Kasus ini memicu polemik luas, terutama terkait penilaian hukum terhadap sektor industri kreatif.

Perkara bermula dari proyek pembuatan video profil 20 desa periode 2020–2022. Melalui CV Promiseland, Amsal menawarkan jasa dengan nilai Rp30 juta per desa.

Seluruh proses produksi disebut telah dikerjakan lengkap, mulai dari konsep, pengambilan gambar, editing hingga dubbing. Kuasa hukum menyatakan pekerjaan telah selesai, diterima, dan dibayar tanpa komplain dari pihak desa.

Namun, kasus ini mencuat setelah pengembangan perkara lain oleh Kejaksaan Negeri Karo. Amsal yang awalnya saksi, ditetapkan sebagai tersangka pada November 2025 dan menjadi terdakwa sebulan kemudian.

Jaksa menilai terdapat dugaan mark up anggaran.

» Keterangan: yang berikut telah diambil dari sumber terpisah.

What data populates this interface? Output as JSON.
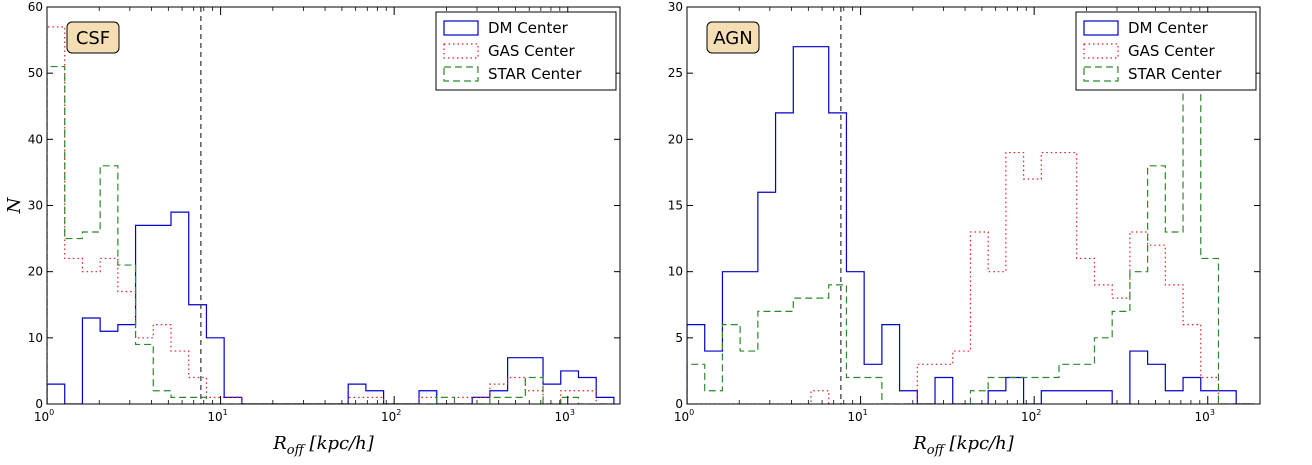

Beberapa komponen seperti konsep, ide kreatif, editing, hingga penggunaan alat dinilai auditor seharusnya bernilai nol.

Dari perhitungan tersebut, negara diklaim mengalami kerugian sebesar Rp202 juta. Amsal pun terancam hukuman dua tahun penjara, denda Rp50 juta, serta kewajiban membayar uang pengganti.

Namun fakta di persidangan justru berbeda. Sejumlah kepala desa menyatakan puas terhadap hasil video dan menilai pekerjaan sesuai kesepakatan.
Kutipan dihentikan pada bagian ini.